Even John Muir, who is surely amidst the most celebrated of walkers, packed books on the trail. Muir was also familiar with the "volume of nature," a trope known to many cultures, both aboriginal and modern. Liber naturae, the book of nature, is the thought that the natural world is a grade of sacred text and that the revelation of its meaning depends upon our willingness to read it carefully. Seen in this light, the world of the volume and the volume of the earth are intimately related.
Of class, I'm no Muir, and I'chiliad more than Groucho than Karl. And this is a wide-open up desert with a thou hazards. It is true that I have on a number of occasions read myself into trouble while on the hoof—stepping onto harvester ant mounds or into basis squirrel tunnels or invading the infinite of Great Basin rattlers. Simply most of the surprises that come from simultaneous reading and hiking are good ones because looking from the world to the page and dorsum over again becomes a game of peekaboo: Now you lot don't run into information technology, at present you do. One afternoon, I looked up from a book to see a pronghorn buck chiseled against a rocky ridgeline above me. That evening, equally it became too dark to see the page, I lifted my head to witness the thinnest possible crescent moon, in shut conjunction with Venus, floating to a higher place the superlative ridge of my home mount.
When we read a travel guidebook while walking in a city, or a natural history field guide in a forest, we are considered normal. It is understood that we need the volume to recognize and name the things of this world and to prevent ourselves from becoming lost within information technology.

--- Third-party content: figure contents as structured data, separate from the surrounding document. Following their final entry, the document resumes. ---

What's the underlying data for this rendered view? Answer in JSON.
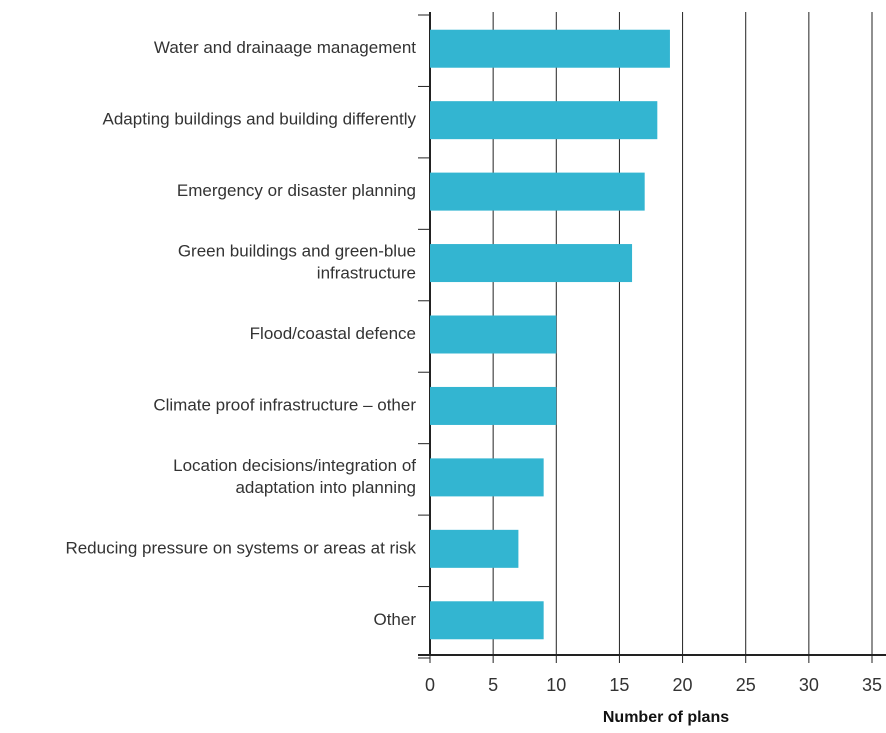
{
  "chart_data": {
    "type": "barh",
    "categories": [
      "Water and drainaage management",
      "Adapting buildings and building differently",
      "Emergency or disaster planning",
      [
        "Green buildings and green-blue",
        "infrastructure"
      ],
      "Flood/coastal defence",
      "Climate proof infrastructure – other",
      [
        "Location decisions/integration of",
        "adaptation into planning"
      ],
      "Reducing pressure on systems or areas at risk",
      "Other"
    ],
    "values": [
      19,
      18,
      17,
      16,
      10,
      10,
      9,
      7,
      9
    ],
    "color": "#33b5d1",
    "xlabel": "Number of plans",
    "xlim": [
      0,
      35
    ],
    "xticks": [
      0,
      5,
      10,
      15,
      20,
      25,
      30,
      35
    ],
    "grid": true
  }
}
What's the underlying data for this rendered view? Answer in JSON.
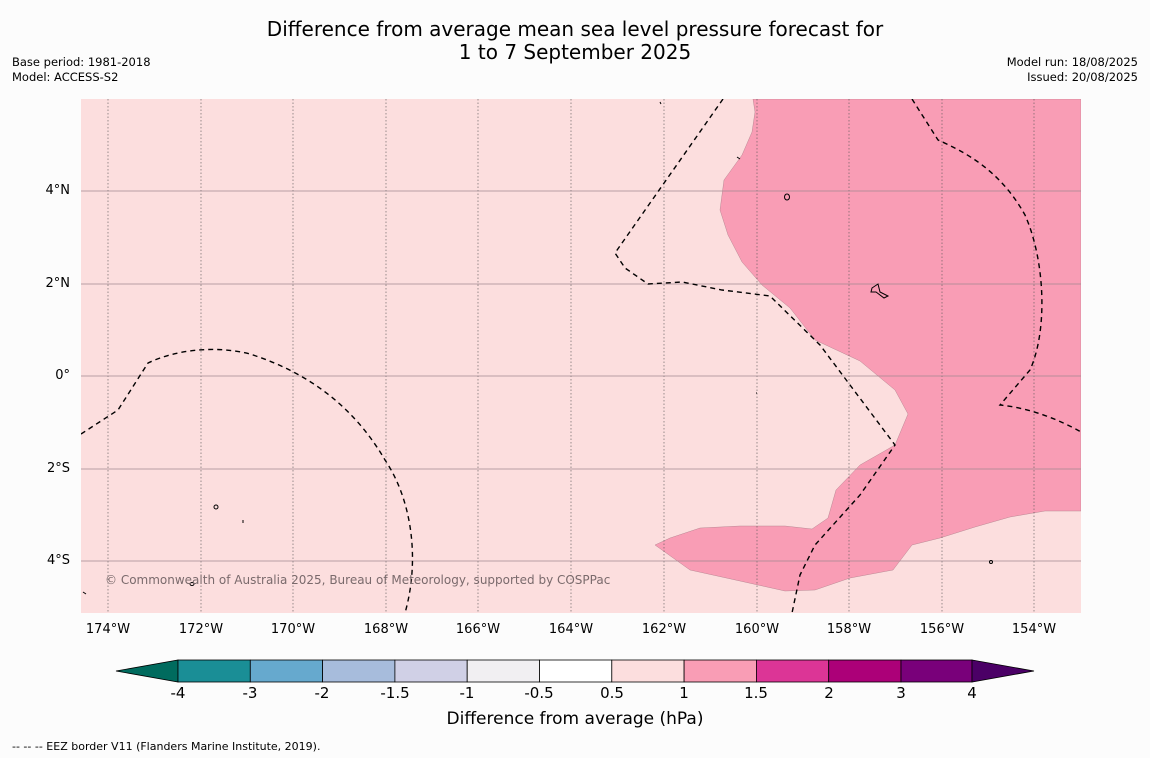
{
  "title_line1": "Difference from average mean sea level pressure forecast for",
  "title_line2": "1 to 7 September 2025",
  "base_period": "Base period: 1981-2018",
  "model": "Model: ACCESS-S2",
  "model_run": "Model run: 18/08/2025",
  "issued": "Issued: 20/08/2025",
  "copyright": "© Commonwealth of Australia 2025, Bureau of Meteorology, supported by COSPPac",
  "lat_labels": [
    "4°N",
    "2°N",
    "0°",
    "2°S",
    "4°S"
  ],
  "lon_labels": [
    "174°W",
    "172°W",
    "170°W",
    "168°W",
    "166°W",
    "164°W",
    "162°W",
    "160°W",
    "158°W",
    "156°W",
    "154°W"
  ],
  "colorbar": {
    "ticks": [
      "-4",
      "-3",
      "-2",
      "-1.5",
      "-1",
      "-0.5",
      "0.5",
      "1",
      "1.5",
      "2",
      "3",
      "4"
    ],
    "colors": [
      "#006b5e",
      "#1a8e96",
      "#66a9ce",
      "#a7bcdc",
      "#d0d0e6",
      "#f1eff2",
      "#ffffff",
      "#fcdede",
      "#f99db5",
      "#dc3596",
      "#ac0078",
      "#79007a",
      "#4b0066"
    ],
    "label": "Difference from average (hPa)"
  },
  "footnote": "-- -- -- EEZ border V11 (Flanders Marine Institute, 2019).",
  "field_colors": {
    "background": "#fcdede",
    "anomaly_1_to_1_5": "#f99db5"
  }
}
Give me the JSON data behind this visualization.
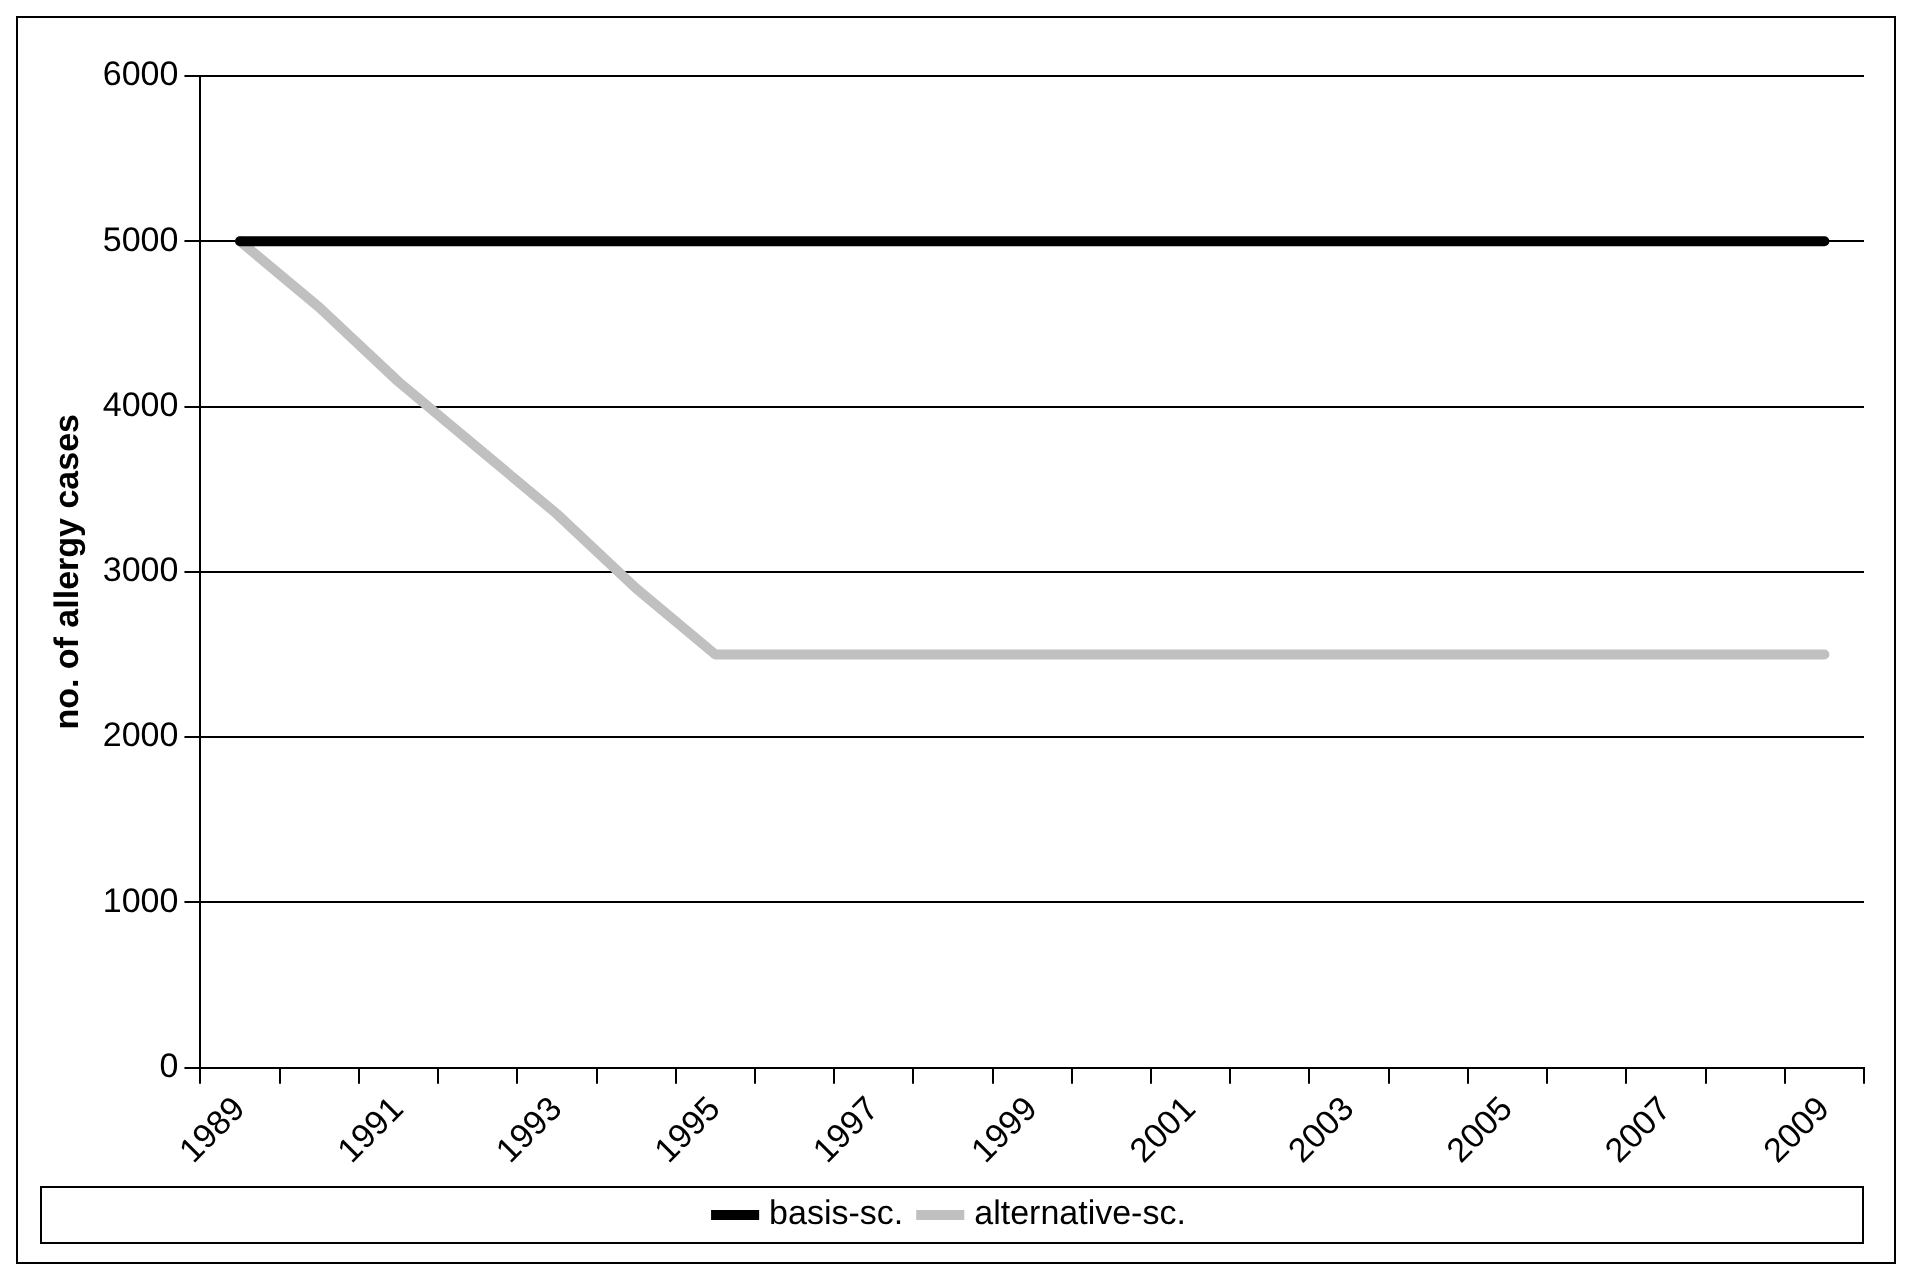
{
  "chart_data": {
    "type": "line",
    "ylabel": "no. of allergy cases",
    "categories": [
      "1989",
      null,
      "1991",
      null,
      "1993",
      null,
      "1995",
      null,
      "1997",
      null,
      "1999",
      null,
      "2001",
      null,
      "2003",
      null,
      "2005",
      null,
      "2007",
      null,
      "2009"
    ],
    "series": [
      {
        "name": "basis-sc.",
        "color": "#000000",
        "values": [
          5000,
          5000,
          5000,
          5000,
          5000,
          5000,
          5000,
          5000,
          5000,
          5000,
          5000,
          5000,
          5000,
          5000,
          5000,
          5000,
          5000,
          5000,
          5000,
          5000,
          5000
        ]
      },
      {
        "name": "alternative-sc.",
        "color": "#c0c0c0",
        "values": [
          5000,
          4600,
          4150,
          3750,
          3350,
          2900,
          2500,
          2500,
          2500,
          2500,
          2500,
          2500,
          2500,
          2500,
          2500,
          2500,
          2500,
          2500,
          2500,
          2500,
          2500
        ]
      }
    ],
    "ylim": [
      0,
      6000
    ],
    "yticks": [
      0,
      1000,
      2000,
      3000,
      4000,
      5000,
      6000
    ],
    "grid": "y",
    "legend": "bottom",
    "marker": "none",
    "line_style": "solid"
  }
}
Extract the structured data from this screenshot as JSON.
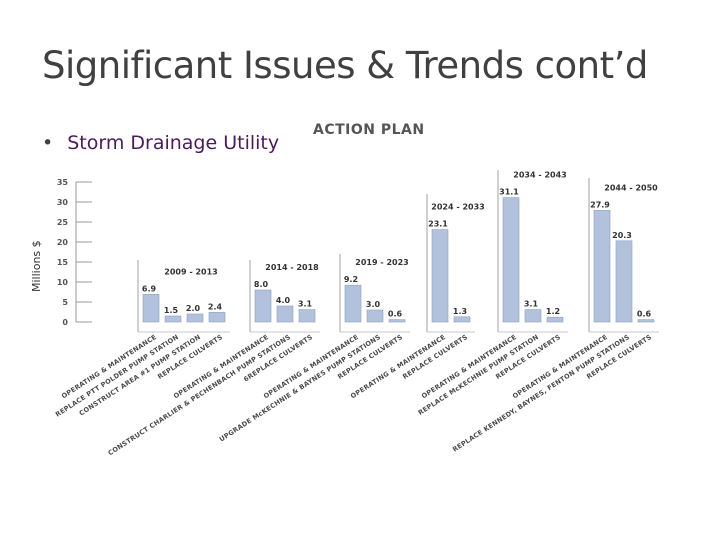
{
  "slide": {
    "title": "Significant Issues & Trends cont’d",
    "bullet": "Storm Drainage Utility",
    "action_plan_label": "ACTION PLAN"
  },
  "chart_data": {
    "type": "bar",
    "title": "",
    "ylabel": "Millions $",
    "ylim": [
      0,
      35
    ],
    "yticks": [
      0,
      5,
      10,
      15,
      20,
      25,
      30,
      35
    ],
    "colors": {
      "bar": "#b3c2dc",
      "bar_dark": "#8c9fbf",
      "text": "#333333"
    },
    "groups": [
      {
        "period": "2009 - 2013",
        "bars": [
          {
            "label": "OPERATING & MAINTENANCE",
            "value": 6.9,
            "value_label": "6.9"
          },
          {
            "label": "REPLACE PTT POLDER PUMP STATION",
            "value": 1.5,
            "value_label": "1.5"
          },
          {
            "label": "CONSTRUCT AREA #1 PUMP STATION",
            "value": 2.0,
            "value_label": "2.0"
          },
          {
            "label": "REPLACE CULVERTS",
            "value": 2.4,
            "value_label": "2.4"
          }
        ]
      },
      {
        "period": "2014 - 2018",
        "bars": [
          {
            "label": "OPERATING & MAINTENANCE",
            "value": 8.0,
            "value_label": "8.0"
          },
          {
            "label": "CONSTRUCT CHARLIER & PECHENBACH PUMP STATIONS",
            "value": 4.0,
            "value_label": "4.0"
          },
          {
            "label": "6REPLACE CULVERTS",
            "value": 3.1,
            "value_label": "3.1"
          }
        ]
      },
      {
        "period": "2019 - 2023",
        "bars": [
          {
            "label": "OPERATING & MAINTENANCE",
            "value": 9.2,
            "value_label": "9.2"
          },
          {
            "label": "UPGRADE McKECHNIE & BAYNES PUMP STATIONS",
            "value": 3.0,
            "value_label": "3.0"
          },
          {
            "label": "REPLACE CULVERTS",
            "value": 0.6,
            "value_label": "0.6"
          }
        ]
      },
      {
        "period": "2024 - 2033",
        "bars": [
          {
            "label": "OPERATING & MAINTENANCE",
            "value": 23.1,
            "value_label": "23.1"
          },
          {
            "label": "REPLACE CULVERTS",
            "value": 1.3,
            "value_label": "1.3"
          }
        ]
      },
      {
        "period": "2034 - 2043",
        "bars": [
          {
            "label": "OPERATING & MAINTENANCE",
            "value": 31.1,
            "value_label": "31.1"
          },
          {
            "label": "REPLACE McKECHNIE PUMP STATION",
            "value": 3.1,
            "value_label": "3.1"
          },
          {
            "label": "REPLACE CULVERTS",
            "value": 1.2,
            "value_label": "1.2"
          }
        ]
      },
      {
        "period": "2044 - 2050",
        "bars": [
          {
            "label": "OPERATING & MAINTENANCE",
            "value": 27.9,
            "value_label": "27.9"
          },
          {
            "label": "REPLACE KENNEDY, BAYNES, FENTON PUMP STATIONS",
            "value": 20.3,
            "value_label": "20.3"
          },
          {
            "label": "REPLACE CULVERTS",
            "value": 0.6,
            "value_label": "0.6"
          }
        ]
      }
    ]
  }
}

As I explained to Hannah, good writing plays the same orienting role: It can help the states discover where nosotros are and reveal why our connections to each other and to the earth we walk through every 24-hour interval are so precious in the get-go place.
Though Hannah insists that I'm "totally not like other dads," she seemed convinced past my reasoning. "Yeah, Dad, I can see that," she said. "Now, what about that no-pants matter?"